Tiri B, Saraca L M, Luciano E, Burkert F R, Cappanera S, Cenci E, Francisci D
Infectious Diseases Clinic, Department of Medicine, "S. Maria" Hospital, Terni, Italy.
Microbiology Section, Dept. of Experimental Medicine ,"S. Maria della Misericordia" Hospital, Perugia, Italy.
IDCases. 2016 Sep 3;6:20-2. doi: 10.1016/j.idcr.2016.08.008. eCollection 2016.
The extra-pulmonary tuberculosis (TB) constitutes to about 20% of all TB cases. Among extra-pulmonary form, splenic TB is very rare clinical condition especially as initial manifestation in a developed country. Diagnosis of splenic TB is challenging because it presents no specific symptoms or typical imaging findings and microbiological confirmation is not straight forward. We describe the case of a 55 year old Italian female with advanced HIV infection whose first AIDS clinical manifestation was a TB splenic abscess.On CT, the lesion was multilocular, hypovascular, 34 mm large, and presented contrast enhancement and a spoke wheel pattern; it was initially considered a cystic formation of parasitic nature. In this patient clinical manifestations were nonspecific (nightly fever, weight loss, and fatigue); as diagnostic imaging could not pinpoint the underlying etiology, microbiological and molecular examinations of spleen abscess drainage proved pivotal for the diagnosis. The patient improved clinically with antitubercular therapy. The rarityof splenic tuberculosis in an European patient coupled with the involvement of the spleen in isolation and outside the "miliary" setting prompted us to report this case.
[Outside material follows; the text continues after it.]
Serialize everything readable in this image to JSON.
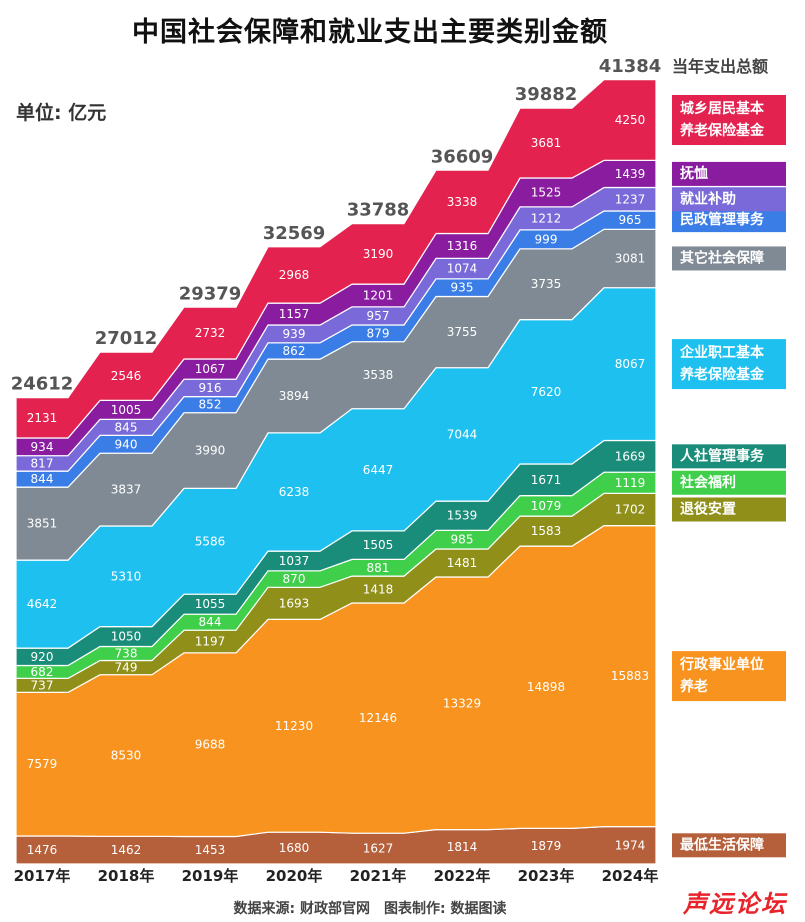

肺外结核病约占所有结核病病例的20%。在肺外结核形式中,脾结核是一种非常罕见的临床病症,尤其是在发达国家作为初始表现时。脾结核的诊断具有挑战性,因为它没有特异性症状或典型的影像学表现,而且微生物学确诊并不简单。我们描述了一例55岁的意大利女性晚期HIV感染病例,其首例艾滋病临床表现为脾结核脓肿。在CT上,病变为多房性、低血供,大小为34毫米,有强化和辐轮状表现;最初被认为是寄生虫性囊性病变。该患者临床表现无特异性(夜间发热、体重减轻和疲劳);由于诊断性影像学无法明确潜在病因,脾脓肿引流液的微生物学和分子检查对诊断至关重要。患者接受抗结核治疗后临床症状改善。该欧洲患者脾结核的罕见性,以及脾脏单独受累且不在“粟粒性”情况下,促使我们报告此病例。